The study, conducted by oceanographers at the University of Rhode Island, measured subsidence rates in 99 coastal cities around the world between 2015 and 2020, using data from a pair of Europe’s Sentinel-1 satellites. The subsidence rates for each city were calculated from satellite images taken once every two months during the observation period – a procedure that enabled the researchers to measure the height of the ground with millimeter accuracy.
Several different processes can affect vertical motion of land, as I discussed in a previous post. Long-term glacial rebound after melting of the last ice age’s heavy ice sheets is causing land to rise in high northern latitudes. But in many regions, the ground is sinking because of sediment settling and aquifer compaction caused by human activities, especially groundwater depletion resulting from rapid urbanization and population growth.

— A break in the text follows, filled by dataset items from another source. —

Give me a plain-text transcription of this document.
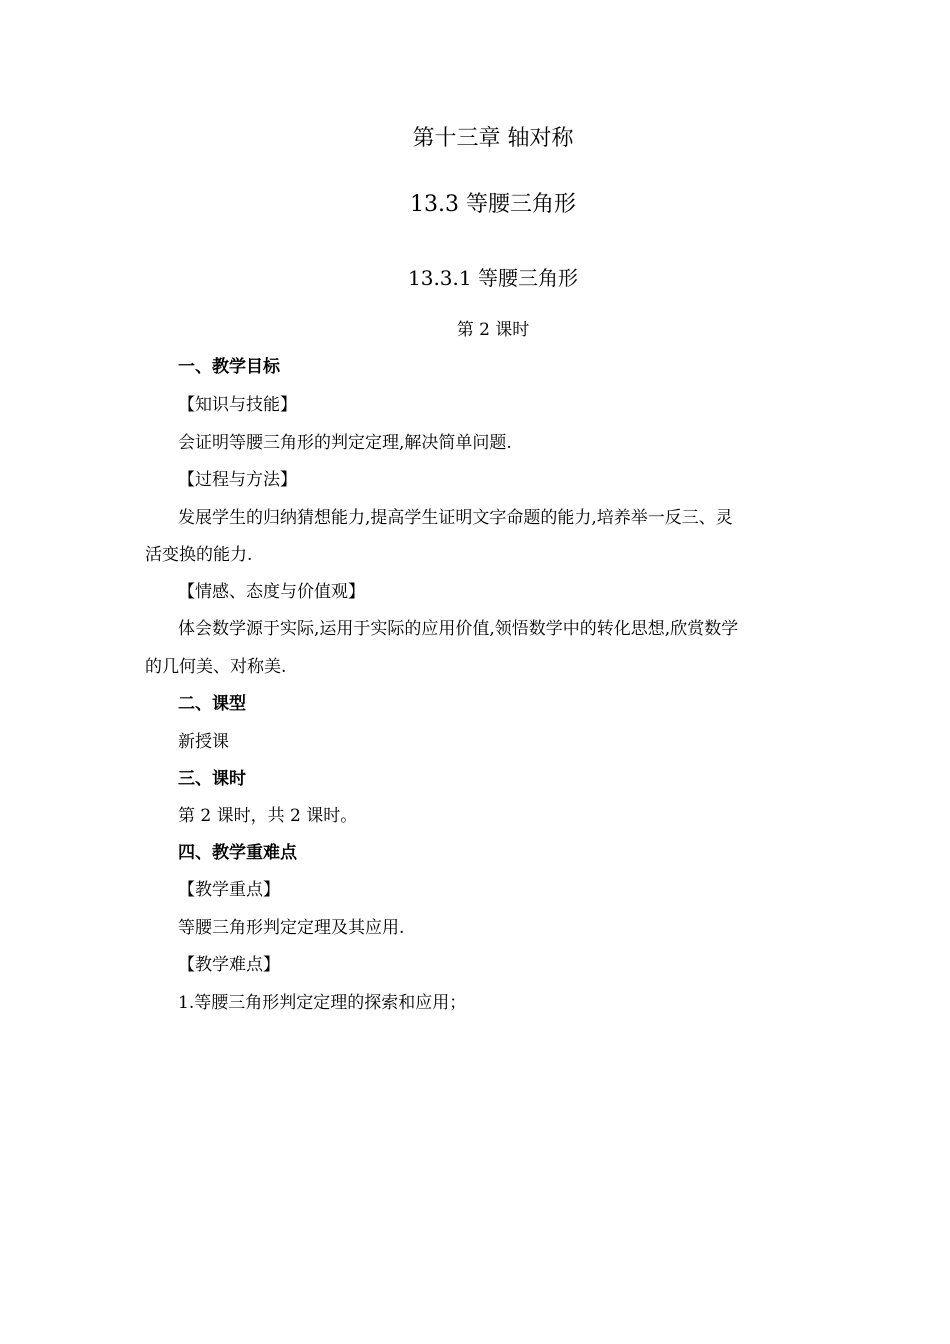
第十三章 轴对称
13.3 等腰三角形
13.3.1 等腰三角形
第 2 课时
一、教学目标
【知识与技能】
会证明等腰三角形的判定定理,解决简单问题.
【过程与方法】
发展学生的归纳猜想能力,提高学生证明文字命题的能力,培养举一反三、灵
活变换的能力.
【情感、态度与价值观】
体会数学源于实际,运用于实际的应用价值,领悟数学中的转化思想,欣赏数学
的几何美、对称美.
二、课型
新授课
三、课时
第 2 课时，共 2 课时。
四、教学重难点
【教学重点】
等腰三角形判定定理及其应用.
【教学难点】
1.等腰三角形判定定理的探索和应用；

The study found that subsidence is common across the globe. The figure below shows the maximum subsidence rates measured by the authors in the 99 coastal cities studied, from 2015 to 2020.
In Tianjin, China and Jakarta, Indonesia, parts of the city are subsiding at alarming rates exceeding 30 mm (1.2 inches) per year. Maximum rates of this magnitude dwarf average global sea level rise by as much as 15 times. Even in 31 other cities, the maximum subsidence rate is more than 5 times faster than global sea level rise.

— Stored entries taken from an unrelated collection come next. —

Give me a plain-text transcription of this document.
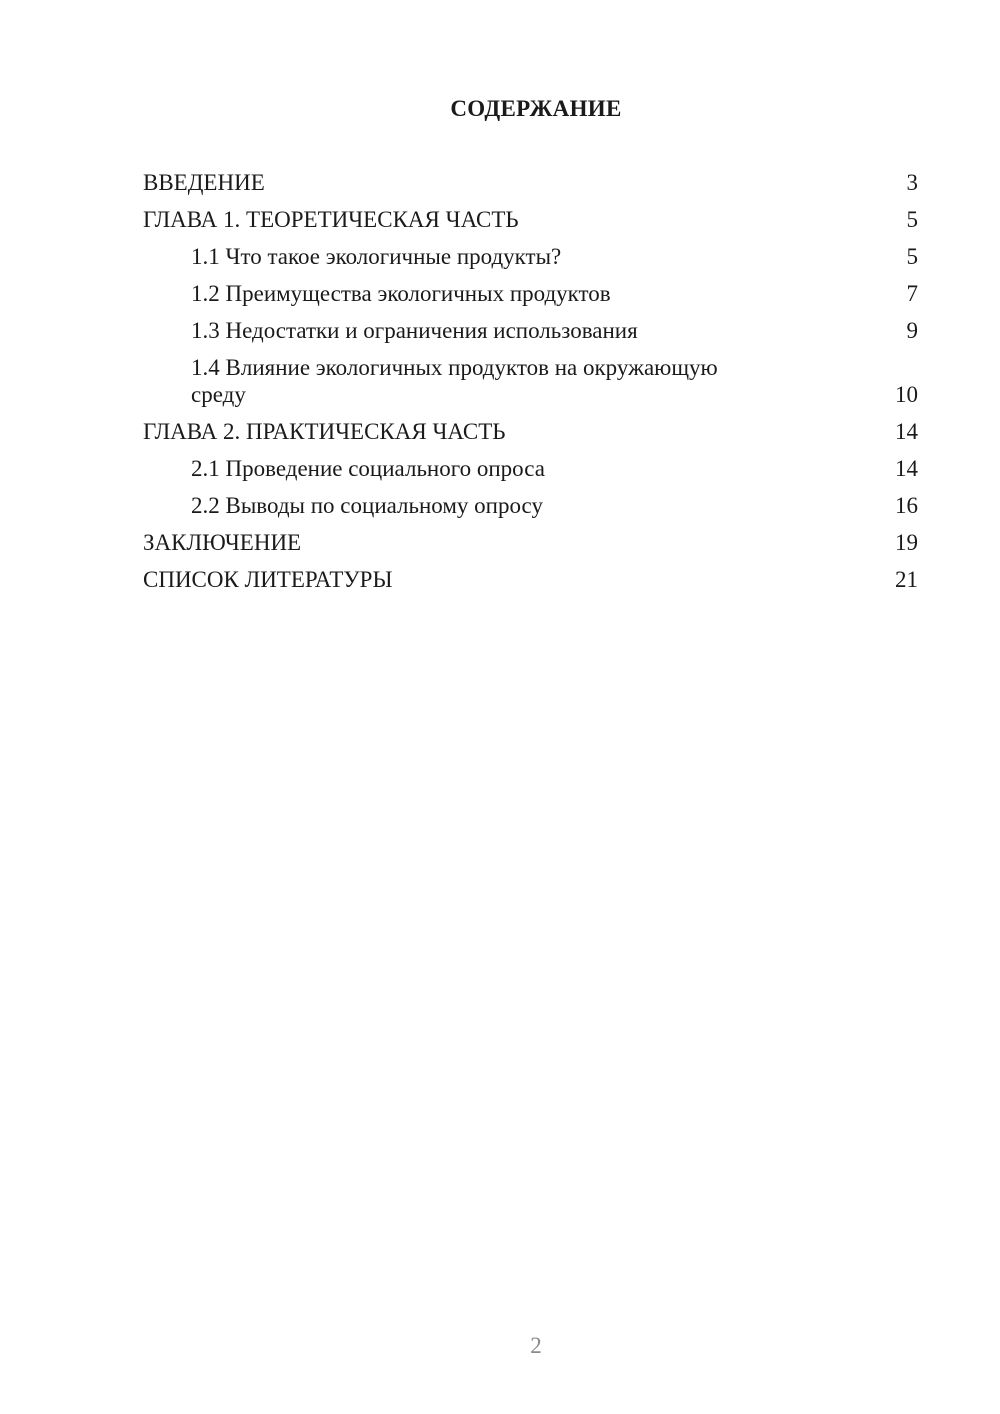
СОДЕРЖАНИЕ
ВВЕДЕНИЕ	3
ГЛАВА 1. ТЕОРЕТИЧЕСКАЯ ЧАСТЬ	5
1.1 Что такое экологичные продукты?	5
1.2 Преимущества экологичных продуктов	7
1.3 Недостатки и ограничения использования	9
1.4 Влияние экологичных продуктов на окружающую среду	10
ГЛАВА 2. ПРАКТИЧЕСКАЯ ЧАСТЬ	14
2.1 Проведение социального опроса	14
2.2 Выводы по социальному опросу	16
ЗАКЛЮЧЕНИЕ	19
СПИСОК ЛИТЕРАТУРЫ	21
2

The most rapid subsidence is occurring in southern, southeastern and eastern Asia. Even in cities that are relatively stable, some areas of the cities are sinking faster than sea levels are rising. The next figure demonstrates four examples: Taipei, the largest city in Taiwan with a population of 2.7 million; Mumbai, with a population of about 20 million; Auckland, the largest city in New Zealand and home to 1.6 million people; and for comparison with the U.S., Tampa, which has a population of over 3 million. Both Taipei and Tampa are seen to have major subsidence.

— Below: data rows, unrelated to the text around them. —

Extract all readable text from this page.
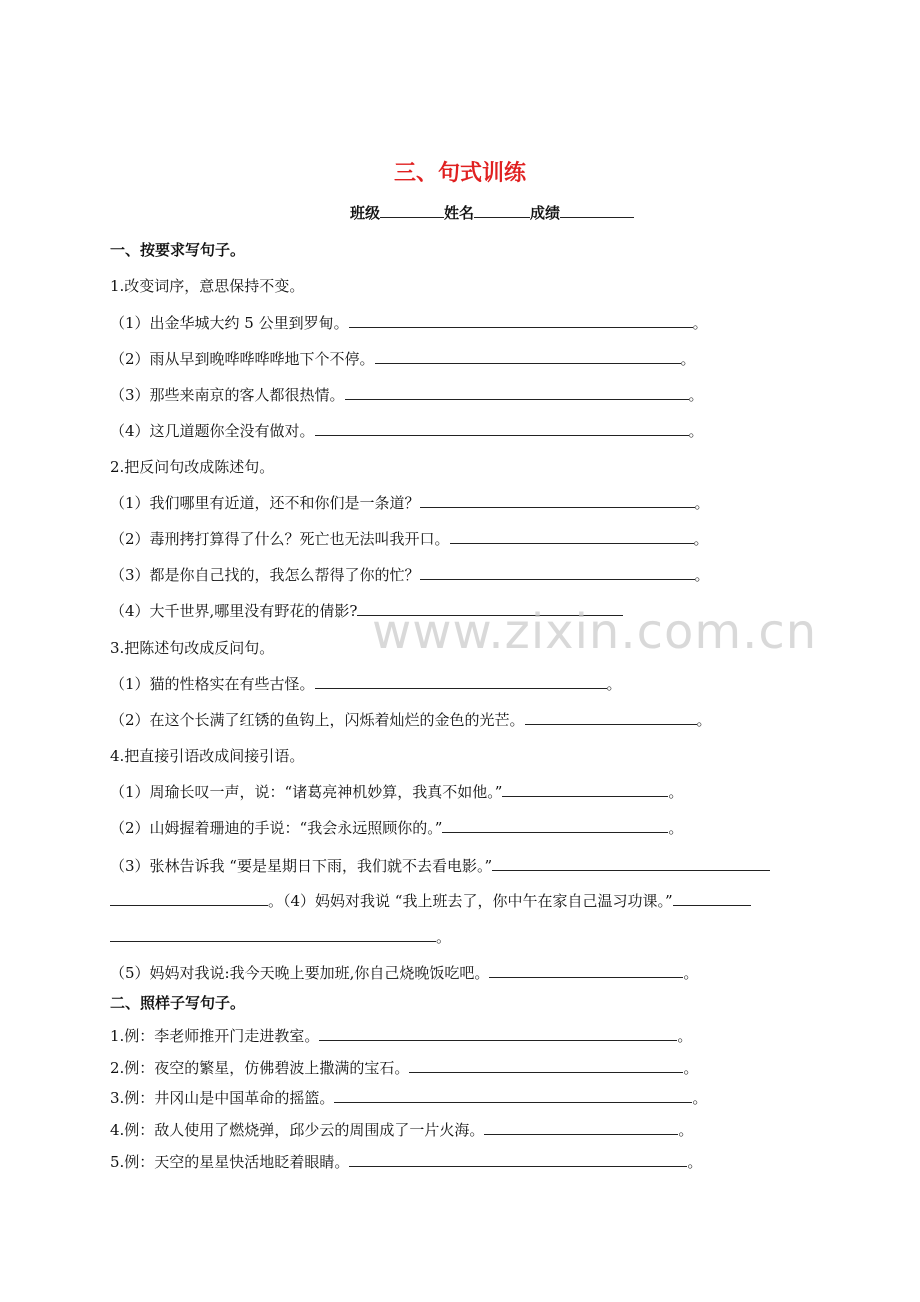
三、句式训练
班级	姓名	成绩
一、按要求写句子。
1.改变词序，意思保持不变。
（1）出金华城大约 5 公里到罗甸。	。
（2）雨从早到晚哗哗哗哗地下个不停。	。
（3）那些来南京的客人都很热情。	。
（4）这几道题你全没有做对。	。
2.把反问句改成陈述句。
（1）我们哪里有近道，还不和你们是一条道？	。
（2）毒刑拷打算得了什么？死亡也无法叫我开口。	。
（3）都是你自己找的，我怎么帮得了你的忙？	。
（4）大千世界,哪里没有野花的倩影?
3.把陈述句改成反问句。
（1）猫的性格实在有些古怪。	。
（2）在这个长满了红锈的鱼钩上，闪烁着灿烂的金色的光芒。	。
4.把直接引语改成间接引语。
（1）周瑜长叹一声，说：“诸葛亮神机妙算，我真不如他。”	。
（2）山姆握着珊迪的手说：“我会永远照顾你的。”	。
（3）张林告诉我 “要是星期日下雨，我们就不去看电影。”
。（4）妈妈对我说 “我上班去了，你中午在家自己温习功课。”
。
（5）妈妈对我说:我今天晚上要加班,你自己烧晚饭吃吧。	。
二、照样子写句子。
1.例：李老师推开门走进教室。	。
2.例：夜空的繁星，仿佛碧波上撒满的宝石。	。
3.例：井冈山是中国革命的摇篮。	。
4.例：敌人使用了燃烧弹，邱少云的周围成了一片火海。	。
5.例：天空的星星快活地眨着眼睛。	。
www.zixin.com.cn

This study of subsidence throws light on a long-standing dilemma: what is the true rate of global sea level rise? According to NOAA (the U.S. National Oceanic and Atmospheric Administration) tide gauge records, the average rate of rise during the 20th century was 1.7 mm (about 1/16th of an inch) per year. But NASA’s satellite measurements say the rate is more like 3.4 mm (1/8th of an inch) per year, double NOAA’s value.
The difference comes from subsidence. Satellite observations of absolute sea level measure the height of the sea – the distance of its surface to the center of the earth. Tide gauges measure the height of the sea relative to the land to which the gauge is attached, the so-called RSL (Relative Sea Level) metric. Sinking of the land independently of sea level, as in the case of the 99 cities studied, artificially amplifies the RSL rise and makes satellite-measured sea levels higher than tide gauge RSLs.
But it’s the tide gauge measurements that matter to the local community and its engineers and planners. Whether or not tidal cycles or storms cause flooding of critical coastal structures depends on the RSL measured at that location. Adaptation needs to be based on RSLs, not sea levels determined by satellite.
Shown in the two figures below are tide gauge time series compiled by NOAA for various sites around the globe that have long-term records dating back to 1900 or before. The graph in the left panel of the upper figure is the average of records at two sites: Harlingen in the Netherlands and Honolulu in Hawaii. The average rate of RSL rise at these two locations is 1.38 mm (0.05 inches) per year, with an acceleration of only 0.007 mm per year per year, which is essentially zero. At Sydney in Australia (right panel of upper figure), the RSL is rising at only 0.78 mm (0.03 inches) per year.
In the lower figure, the rate of RSL rise at Charleston – a “hotspot” for sea level rise on the U.S. Atlantic coast – is a high 3.4 mm (0.13 inches) per year. At Mumbai, where much of the city is subsiding more rapidly than 2 mm (0.08 inches) per year as seen earlier, the RSL is rising at 0.83 mm (0.03 inches) per year, comparable to Sydney. Without subsidence at Mumbai, the RSL would be falling.
Were it not for anthropogenic subsidence, actual rates of sea level rise in many parts of the world would be considerably lower than they appear.